LANDSMANSHIP - Key Persons


Paul Newell

Paul Newell is now expanding the land of the family farm that is held without any debt, to develop at a larger scale, a live-in Landsmanship Self-Resourcing Agrarian community open to all people interested in learning how to farm self-sustainably under Australian conditions. This expansion of larger scale land held in perpetuity by a land-share trust, requires the immediate purchase of neighbouring dysfunctional land by the Landsmanship, Land Share, Education and Training Perpetual Trust. The additional land will be restored into a larger fully functional and productive enterprise as more people learn the arts of harnessing Nature to farm naturally to produce self-resourcing landscapes, as has been now achieved with existing Newell family owned lands. Proceeds of this project will go towards the purchase and ownership by the trust of more degraded lands and land-share education/training/practice by the trust as the core business and sole purpose of the trust, encapsulated in its name. Paul Newell's working lifetime of experimenting on the land, includes research with the NSW Department of Agriculture into multi specie crop and pasture practices in farming. For the past twenty years Paul has carried out research privately on various regional and family farming properties, into natural farming methodology, practical farm management, practice adaptations, education, training and implementation programs of "Landsmanship" principles as teacher / trainer / consultant in applied ecology.
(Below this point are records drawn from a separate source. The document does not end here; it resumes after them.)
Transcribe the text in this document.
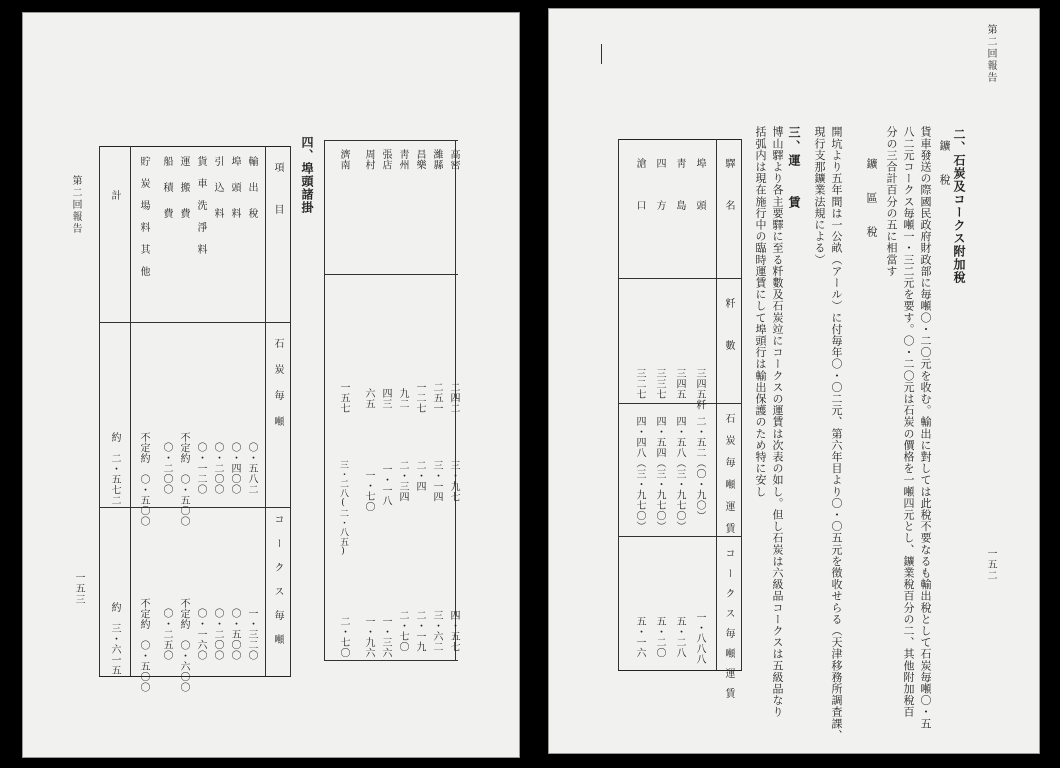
第二回報告
一五三
高密
濰縣
昌樂
靑州
張店
周村
濟南
二四二
二五一
一二七
九二
四三
六五
一五七
三・九七
三・一四
二・四
二・三四
一・一八
一・七〇
三・二八(二・八五)
四・五七
三・六二
二・一九
二・七〇
一・三六
一・九六
二・七〇
四、埠頭諸掛
項　　目
石　炭　毎　噸
コ　ー　ク　ス　毎　噸
輸　出　稅
埠　頭　料
引　込　料
貨　車　洗　淨　料
運　搬　費
船　積　費
貯　炭　場　料　其　他
〇・五八二
〇・四〇〇
〇・二〇〇
〇・一二〇
不定約　〇・五〇〇
〇・二〇〇
不定約　〇・五〇〇
一・三二〇
〇・五〇〇
〇・二〇〇
〇・一六〇
不定約　〇・六〇〇
〇・二五〇
不定約　〇・五〇〇
計
約　二・五七二
約　三・六一五
第二回報告
一五二
二、石炭及コークス附加稅
鑛　稅
貨車發送の際國民政府財政部に毎噸〇・二〇元を收む。輸出に對しては此稅不要なるも輸出稅として石炭毎噸〇・五
八二元コークス毎噸一・三二元を要す。〇・二〇元は石炭の價格を一噸四元とし、鑛業稅百分の二、其他附加稅百
分の三合計百分の五に相當す
鑛　區　稅
開坑より五年間は一公畝（アール）に付毎年〇・〇二元、第六年目より〇・〇五元を徵收せらる（天津移務所調査課、
現行支那鑛業法規による）
三、運　　賃
博山驛より各主要驛に至る粁數及石炭竝にコークスの運賃は次表の如し。但し石炭は六級品コークスは五級品なり
括弧内は現在施行中の臨時運賃にして埠頭行は輸出保護のため特に安し
驛　　名
粁　　數
石　炭　毎　噸　運　賃
コ　ー　ク　ス　毎　噸　運　賃
埠　　頭
靑　　島
四　　方
滄　　口
三四五粁
三四五
三三七
三二七
二・五二（〇・九〇）
四・五八（三・九七〇）
四・五四（三・九七〇）
四・四八（三・九七〇）
一・八八八
五・二八
五・二〇
五・一六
He has maintained his focus on the intense study of "Evolution Ecology" contributed greatly to "Restoration Ecology", innovative practices, "increasing" agri-ecosystem function and processes, species ecological roles and behaviour, human ecological skills, natural soil formation, the scientific understanding of whole of valley landscape ecology, particularly the understanding of the ephemeral nature of our Australian farming valley land and water "ecosystems" at scale, and their self-sustaining regeneration, as natural "self repair" with self replacing soil, plants, animals, wild life, energy, water and habitat in common for all species present, at low monetary cost.